The presiding Jenny had assured all of them that no amount of black market money or Team Rocket contacts was going to keep this menace out of jail, where he belonged.

In the present, Oak wearily drags himself back to the real world, watching for Nurse Joy's response. She smiles sadly and gives him the tiniest of nods.

"He's waking up now, Professor," she says. "He actually asked me to pass a message along to you, if that's all right."

Oak swallows and nods. "Yes?" he asks, sitting up in his chair.

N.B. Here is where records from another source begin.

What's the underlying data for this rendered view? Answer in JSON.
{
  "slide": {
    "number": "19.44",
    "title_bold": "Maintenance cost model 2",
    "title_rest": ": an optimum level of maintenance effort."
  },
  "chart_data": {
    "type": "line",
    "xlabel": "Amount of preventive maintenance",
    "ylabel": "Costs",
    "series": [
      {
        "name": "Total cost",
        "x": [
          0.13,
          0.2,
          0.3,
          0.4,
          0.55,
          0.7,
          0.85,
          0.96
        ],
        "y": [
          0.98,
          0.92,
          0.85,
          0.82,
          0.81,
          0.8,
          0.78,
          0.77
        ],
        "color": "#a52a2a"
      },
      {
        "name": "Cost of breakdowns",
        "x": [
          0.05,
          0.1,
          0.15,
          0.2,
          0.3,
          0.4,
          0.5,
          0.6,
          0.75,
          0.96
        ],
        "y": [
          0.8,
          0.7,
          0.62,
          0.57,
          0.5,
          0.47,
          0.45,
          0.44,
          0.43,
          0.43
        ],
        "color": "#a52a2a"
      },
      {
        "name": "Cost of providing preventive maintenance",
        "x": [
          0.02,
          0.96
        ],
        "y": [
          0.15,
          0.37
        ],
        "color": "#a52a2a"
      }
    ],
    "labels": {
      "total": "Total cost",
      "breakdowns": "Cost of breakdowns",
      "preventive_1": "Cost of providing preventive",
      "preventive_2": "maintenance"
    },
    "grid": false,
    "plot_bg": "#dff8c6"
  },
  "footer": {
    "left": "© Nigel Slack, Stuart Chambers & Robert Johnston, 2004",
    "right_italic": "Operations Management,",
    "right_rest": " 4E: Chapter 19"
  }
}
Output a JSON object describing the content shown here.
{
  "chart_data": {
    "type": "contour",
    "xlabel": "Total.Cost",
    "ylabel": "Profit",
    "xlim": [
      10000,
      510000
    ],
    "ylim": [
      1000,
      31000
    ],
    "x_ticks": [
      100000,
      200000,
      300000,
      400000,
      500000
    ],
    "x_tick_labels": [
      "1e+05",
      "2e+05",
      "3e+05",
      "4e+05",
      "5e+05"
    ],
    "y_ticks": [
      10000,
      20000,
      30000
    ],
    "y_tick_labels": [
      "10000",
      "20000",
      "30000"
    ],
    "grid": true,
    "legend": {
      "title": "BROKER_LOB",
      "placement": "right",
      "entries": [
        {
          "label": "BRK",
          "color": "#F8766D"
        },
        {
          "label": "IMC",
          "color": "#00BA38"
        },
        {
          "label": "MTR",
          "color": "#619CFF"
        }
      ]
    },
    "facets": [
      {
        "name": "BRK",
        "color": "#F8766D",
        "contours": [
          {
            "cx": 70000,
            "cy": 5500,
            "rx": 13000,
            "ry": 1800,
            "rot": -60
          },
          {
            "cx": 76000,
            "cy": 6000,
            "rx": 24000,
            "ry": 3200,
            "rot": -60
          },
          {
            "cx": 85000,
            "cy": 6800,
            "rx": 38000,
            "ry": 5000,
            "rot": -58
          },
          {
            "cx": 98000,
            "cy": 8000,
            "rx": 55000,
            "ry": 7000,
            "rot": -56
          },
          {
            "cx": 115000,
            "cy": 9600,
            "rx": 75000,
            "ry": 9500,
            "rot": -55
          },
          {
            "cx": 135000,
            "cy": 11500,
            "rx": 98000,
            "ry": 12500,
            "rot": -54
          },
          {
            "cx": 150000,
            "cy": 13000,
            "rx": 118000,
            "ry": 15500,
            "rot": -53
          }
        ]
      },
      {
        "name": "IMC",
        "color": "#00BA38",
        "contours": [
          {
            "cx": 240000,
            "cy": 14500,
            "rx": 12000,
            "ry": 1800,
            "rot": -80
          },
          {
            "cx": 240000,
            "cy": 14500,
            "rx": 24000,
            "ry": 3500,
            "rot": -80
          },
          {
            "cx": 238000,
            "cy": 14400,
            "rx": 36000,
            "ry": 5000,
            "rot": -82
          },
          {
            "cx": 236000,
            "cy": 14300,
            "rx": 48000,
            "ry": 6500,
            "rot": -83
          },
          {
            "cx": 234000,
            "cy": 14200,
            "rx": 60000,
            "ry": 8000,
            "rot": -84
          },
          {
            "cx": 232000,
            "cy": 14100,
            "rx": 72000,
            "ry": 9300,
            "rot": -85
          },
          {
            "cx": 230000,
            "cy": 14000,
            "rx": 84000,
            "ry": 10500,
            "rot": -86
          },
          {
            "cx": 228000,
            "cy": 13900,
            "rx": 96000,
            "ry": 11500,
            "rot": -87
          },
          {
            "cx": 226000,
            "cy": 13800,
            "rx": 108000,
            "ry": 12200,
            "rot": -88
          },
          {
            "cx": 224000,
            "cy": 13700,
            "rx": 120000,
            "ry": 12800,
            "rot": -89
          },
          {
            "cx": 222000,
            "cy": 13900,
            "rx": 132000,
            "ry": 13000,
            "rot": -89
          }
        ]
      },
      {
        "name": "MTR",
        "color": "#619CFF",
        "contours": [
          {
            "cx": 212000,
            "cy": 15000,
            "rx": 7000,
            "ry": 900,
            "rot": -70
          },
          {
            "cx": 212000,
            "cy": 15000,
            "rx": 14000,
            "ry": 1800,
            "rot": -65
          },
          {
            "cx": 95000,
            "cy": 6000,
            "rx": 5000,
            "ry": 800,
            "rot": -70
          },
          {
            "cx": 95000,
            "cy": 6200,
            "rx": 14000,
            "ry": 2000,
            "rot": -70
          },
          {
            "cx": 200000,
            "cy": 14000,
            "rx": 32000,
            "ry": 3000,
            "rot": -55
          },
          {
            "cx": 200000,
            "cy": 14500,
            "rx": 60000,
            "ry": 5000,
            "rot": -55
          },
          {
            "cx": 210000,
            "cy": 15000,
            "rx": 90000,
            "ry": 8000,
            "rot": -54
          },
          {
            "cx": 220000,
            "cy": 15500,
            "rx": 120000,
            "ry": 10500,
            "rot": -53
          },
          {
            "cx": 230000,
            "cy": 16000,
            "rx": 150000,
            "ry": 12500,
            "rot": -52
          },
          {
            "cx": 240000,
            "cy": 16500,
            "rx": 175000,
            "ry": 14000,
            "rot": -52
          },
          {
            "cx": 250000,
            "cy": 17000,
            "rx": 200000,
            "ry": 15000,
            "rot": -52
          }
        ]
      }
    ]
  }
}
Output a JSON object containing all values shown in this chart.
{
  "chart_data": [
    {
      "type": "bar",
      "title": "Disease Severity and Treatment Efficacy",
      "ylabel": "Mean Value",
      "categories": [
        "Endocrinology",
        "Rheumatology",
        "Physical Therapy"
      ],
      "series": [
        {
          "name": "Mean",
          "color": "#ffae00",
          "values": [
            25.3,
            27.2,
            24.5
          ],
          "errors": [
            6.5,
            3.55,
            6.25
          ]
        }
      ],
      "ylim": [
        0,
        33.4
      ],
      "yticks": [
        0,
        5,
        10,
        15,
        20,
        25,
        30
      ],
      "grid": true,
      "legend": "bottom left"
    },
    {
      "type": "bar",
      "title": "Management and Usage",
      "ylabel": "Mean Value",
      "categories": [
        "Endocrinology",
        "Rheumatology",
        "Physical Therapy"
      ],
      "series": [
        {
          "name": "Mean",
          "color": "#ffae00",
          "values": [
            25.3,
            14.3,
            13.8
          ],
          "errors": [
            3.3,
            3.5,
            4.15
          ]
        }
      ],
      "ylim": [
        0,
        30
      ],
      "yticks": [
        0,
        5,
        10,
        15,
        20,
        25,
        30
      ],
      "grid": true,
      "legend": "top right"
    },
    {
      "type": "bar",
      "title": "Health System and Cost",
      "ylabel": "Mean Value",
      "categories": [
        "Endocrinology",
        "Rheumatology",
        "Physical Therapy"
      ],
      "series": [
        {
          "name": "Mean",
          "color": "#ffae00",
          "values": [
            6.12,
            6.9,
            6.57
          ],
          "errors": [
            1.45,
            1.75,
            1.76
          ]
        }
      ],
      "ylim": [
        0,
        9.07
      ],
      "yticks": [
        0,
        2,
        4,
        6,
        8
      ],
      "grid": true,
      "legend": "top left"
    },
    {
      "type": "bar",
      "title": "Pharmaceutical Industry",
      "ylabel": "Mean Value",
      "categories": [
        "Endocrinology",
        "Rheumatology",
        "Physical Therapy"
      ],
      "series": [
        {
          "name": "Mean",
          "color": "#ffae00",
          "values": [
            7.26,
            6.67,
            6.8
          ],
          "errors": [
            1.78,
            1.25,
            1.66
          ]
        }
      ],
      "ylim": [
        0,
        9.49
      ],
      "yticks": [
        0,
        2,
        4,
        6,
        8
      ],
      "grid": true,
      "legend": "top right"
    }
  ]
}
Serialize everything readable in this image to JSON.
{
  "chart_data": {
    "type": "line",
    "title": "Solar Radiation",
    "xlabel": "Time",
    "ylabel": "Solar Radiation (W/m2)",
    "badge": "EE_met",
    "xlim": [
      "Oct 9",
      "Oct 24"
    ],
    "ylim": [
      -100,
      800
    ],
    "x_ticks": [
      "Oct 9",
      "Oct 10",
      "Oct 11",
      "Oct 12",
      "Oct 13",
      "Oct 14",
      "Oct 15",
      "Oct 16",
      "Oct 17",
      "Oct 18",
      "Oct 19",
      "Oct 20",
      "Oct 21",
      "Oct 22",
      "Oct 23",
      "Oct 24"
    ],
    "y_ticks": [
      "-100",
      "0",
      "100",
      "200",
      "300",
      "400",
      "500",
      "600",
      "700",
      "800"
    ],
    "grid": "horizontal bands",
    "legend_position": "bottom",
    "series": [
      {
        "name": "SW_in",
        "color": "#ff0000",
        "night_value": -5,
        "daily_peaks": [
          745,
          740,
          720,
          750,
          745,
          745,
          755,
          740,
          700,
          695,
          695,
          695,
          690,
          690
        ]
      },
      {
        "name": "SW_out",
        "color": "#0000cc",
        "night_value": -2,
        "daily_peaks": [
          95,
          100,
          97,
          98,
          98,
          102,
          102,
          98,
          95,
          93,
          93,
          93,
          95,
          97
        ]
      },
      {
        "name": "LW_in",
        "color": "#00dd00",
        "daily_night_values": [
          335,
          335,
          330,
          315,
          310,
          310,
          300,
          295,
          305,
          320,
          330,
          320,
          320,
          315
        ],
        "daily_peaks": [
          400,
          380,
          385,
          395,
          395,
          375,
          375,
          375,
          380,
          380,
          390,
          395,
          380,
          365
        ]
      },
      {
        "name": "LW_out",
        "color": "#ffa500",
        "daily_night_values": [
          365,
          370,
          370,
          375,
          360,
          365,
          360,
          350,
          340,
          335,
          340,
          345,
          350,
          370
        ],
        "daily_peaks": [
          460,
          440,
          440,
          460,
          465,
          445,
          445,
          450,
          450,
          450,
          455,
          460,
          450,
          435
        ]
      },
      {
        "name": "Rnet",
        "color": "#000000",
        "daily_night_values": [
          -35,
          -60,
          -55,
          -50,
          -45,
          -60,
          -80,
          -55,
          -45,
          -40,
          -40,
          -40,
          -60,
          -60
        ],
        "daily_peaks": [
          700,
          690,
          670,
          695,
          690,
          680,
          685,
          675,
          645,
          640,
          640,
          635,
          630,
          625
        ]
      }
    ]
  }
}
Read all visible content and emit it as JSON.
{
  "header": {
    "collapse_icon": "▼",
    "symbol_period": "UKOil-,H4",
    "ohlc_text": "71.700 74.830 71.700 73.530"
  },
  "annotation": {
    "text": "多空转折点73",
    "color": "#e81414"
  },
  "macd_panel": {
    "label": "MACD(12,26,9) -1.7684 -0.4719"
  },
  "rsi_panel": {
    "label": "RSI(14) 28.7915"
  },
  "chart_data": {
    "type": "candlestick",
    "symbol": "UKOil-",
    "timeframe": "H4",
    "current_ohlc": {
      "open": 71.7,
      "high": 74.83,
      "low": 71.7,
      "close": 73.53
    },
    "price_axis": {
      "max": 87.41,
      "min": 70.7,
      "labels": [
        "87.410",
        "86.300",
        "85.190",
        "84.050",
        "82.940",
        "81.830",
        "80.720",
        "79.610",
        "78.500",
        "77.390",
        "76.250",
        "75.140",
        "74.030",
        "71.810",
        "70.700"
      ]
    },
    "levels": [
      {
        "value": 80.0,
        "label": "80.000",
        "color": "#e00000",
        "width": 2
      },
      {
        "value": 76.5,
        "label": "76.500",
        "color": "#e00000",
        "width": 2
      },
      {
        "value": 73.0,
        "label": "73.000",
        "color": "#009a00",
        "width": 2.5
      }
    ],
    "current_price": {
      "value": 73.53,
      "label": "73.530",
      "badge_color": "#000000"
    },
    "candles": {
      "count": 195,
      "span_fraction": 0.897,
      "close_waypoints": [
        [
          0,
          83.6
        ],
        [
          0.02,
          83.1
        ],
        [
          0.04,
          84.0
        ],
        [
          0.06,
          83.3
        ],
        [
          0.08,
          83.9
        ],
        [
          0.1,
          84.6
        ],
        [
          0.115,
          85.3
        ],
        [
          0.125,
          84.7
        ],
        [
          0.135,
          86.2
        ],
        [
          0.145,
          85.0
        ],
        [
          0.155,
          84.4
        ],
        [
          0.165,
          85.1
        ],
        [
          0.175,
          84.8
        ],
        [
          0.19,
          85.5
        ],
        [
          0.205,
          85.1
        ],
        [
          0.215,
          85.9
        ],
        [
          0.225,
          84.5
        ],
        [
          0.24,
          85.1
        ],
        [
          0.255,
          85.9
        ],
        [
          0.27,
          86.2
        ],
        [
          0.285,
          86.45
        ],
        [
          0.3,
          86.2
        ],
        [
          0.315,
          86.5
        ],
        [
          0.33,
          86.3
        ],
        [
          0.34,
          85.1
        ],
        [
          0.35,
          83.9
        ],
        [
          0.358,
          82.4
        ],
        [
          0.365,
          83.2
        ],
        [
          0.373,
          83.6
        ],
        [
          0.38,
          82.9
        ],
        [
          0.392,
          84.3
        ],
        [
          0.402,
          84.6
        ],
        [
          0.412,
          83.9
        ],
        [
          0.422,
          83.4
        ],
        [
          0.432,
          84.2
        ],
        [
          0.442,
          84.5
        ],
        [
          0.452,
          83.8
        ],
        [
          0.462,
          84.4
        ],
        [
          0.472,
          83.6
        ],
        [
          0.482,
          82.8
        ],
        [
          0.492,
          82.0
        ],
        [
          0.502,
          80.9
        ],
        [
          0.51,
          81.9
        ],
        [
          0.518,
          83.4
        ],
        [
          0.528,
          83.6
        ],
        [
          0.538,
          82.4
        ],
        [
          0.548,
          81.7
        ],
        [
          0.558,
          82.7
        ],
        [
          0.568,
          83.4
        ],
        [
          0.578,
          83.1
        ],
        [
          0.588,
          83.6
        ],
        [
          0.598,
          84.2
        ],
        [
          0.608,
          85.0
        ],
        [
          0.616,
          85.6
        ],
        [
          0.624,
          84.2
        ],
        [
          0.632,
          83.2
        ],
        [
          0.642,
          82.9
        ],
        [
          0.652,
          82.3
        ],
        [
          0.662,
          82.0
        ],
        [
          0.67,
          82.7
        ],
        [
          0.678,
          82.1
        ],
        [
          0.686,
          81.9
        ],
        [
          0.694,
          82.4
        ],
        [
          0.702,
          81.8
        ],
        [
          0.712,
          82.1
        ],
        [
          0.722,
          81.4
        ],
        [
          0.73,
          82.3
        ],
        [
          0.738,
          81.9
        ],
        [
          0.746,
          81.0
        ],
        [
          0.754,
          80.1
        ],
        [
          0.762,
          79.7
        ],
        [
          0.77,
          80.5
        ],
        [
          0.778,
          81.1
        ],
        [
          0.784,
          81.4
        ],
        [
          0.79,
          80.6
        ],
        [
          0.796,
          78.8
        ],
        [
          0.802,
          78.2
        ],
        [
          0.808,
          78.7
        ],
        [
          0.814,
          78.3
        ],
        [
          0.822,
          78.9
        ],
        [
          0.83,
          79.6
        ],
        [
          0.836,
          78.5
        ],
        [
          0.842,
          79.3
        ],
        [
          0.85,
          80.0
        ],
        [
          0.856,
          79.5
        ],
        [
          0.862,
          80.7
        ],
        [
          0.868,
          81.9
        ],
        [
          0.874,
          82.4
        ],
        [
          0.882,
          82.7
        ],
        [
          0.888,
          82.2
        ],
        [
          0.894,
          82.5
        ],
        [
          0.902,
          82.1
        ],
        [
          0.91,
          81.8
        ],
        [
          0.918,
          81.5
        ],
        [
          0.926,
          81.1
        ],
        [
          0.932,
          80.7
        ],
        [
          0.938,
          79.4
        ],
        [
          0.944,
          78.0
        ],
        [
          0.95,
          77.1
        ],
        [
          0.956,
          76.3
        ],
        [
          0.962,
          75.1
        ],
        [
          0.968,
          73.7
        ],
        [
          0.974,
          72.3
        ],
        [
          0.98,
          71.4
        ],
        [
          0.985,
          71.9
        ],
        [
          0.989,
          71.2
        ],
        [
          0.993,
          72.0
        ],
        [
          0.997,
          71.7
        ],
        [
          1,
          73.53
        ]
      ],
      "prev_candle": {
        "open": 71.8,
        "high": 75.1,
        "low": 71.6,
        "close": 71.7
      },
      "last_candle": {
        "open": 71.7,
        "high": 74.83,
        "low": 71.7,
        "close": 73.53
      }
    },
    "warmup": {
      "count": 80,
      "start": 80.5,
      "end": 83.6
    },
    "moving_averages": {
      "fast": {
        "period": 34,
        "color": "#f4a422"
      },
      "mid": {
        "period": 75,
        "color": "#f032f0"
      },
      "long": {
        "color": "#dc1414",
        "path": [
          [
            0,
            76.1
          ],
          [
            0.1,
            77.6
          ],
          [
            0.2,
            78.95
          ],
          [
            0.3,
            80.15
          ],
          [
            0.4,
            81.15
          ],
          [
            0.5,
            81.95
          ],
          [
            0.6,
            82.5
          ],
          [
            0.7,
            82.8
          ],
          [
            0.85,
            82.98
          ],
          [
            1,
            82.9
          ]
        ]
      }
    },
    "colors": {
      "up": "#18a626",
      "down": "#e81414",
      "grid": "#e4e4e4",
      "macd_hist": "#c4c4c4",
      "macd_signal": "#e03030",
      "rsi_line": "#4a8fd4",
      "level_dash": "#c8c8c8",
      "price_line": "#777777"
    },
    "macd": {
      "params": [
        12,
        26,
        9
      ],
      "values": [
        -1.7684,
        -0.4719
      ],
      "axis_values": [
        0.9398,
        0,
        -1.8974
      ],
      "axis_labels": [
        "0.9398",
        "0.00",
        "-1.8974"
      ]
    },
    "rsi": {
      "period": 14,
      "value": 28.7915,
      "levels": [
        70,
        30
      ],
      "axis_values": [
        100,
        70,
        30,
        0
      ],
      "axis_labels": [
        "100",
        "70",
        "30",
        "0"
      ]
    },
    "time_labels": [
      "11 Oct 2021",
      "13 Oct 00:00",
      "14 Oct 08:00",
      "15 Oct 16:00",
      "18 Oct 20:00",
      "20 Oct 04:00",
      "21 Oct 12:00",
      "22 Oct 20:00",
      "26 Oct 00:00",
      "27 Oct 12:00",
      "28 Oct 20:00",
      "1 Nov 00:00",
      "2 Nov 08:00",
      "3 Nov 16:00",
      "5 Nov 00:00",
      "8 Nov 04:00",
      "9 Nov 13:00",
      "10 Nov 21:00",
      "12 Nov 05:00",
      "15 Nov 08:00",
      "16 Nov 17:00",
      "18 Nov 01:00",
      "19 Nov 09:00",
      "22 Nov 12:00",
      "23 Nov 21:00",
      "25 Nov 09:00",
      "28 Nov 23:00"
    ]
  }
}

The Joy clasps her hands. "Mr. Sketchit asked me to tell you, specifically: 'Please, don't tell my friends about it.'" She lets out an unhappy sigh. "I tried to break it to him gently that Mrs. Ketchum had already informed most of his friends about his encounter this morning, including current condition, but he still wanted me to give you that message. It seemed very important to him. I hope this doesn't cause him too much additional grief—that young man has been through quite a lot today."

Tracey's been through quite a lot, period, Oak knows, but obviously he doesn't mention it now. He's still absorbing the truth for himself, and telling anyone else is a breach of trust he can't abide right now. He still hasn't told anyone the motivation that drove the suspect to attempted murder in the first place—save Delia and the police chief, and even those necessary divulges had pained him for his assistant's privacy. "Of course," he says heavily. "Tell Tracey I'll come to see him whenever he's ready. I can wait as long as he needs."

She nods and steps back into the room. Oak sighs wearily and buries his face in his hands, slumping down as far as he can in the chair.

He thinks he's gained about ten years today.

He thinks that, compared to him, Tracey Sketchit must be an old, old man indeed.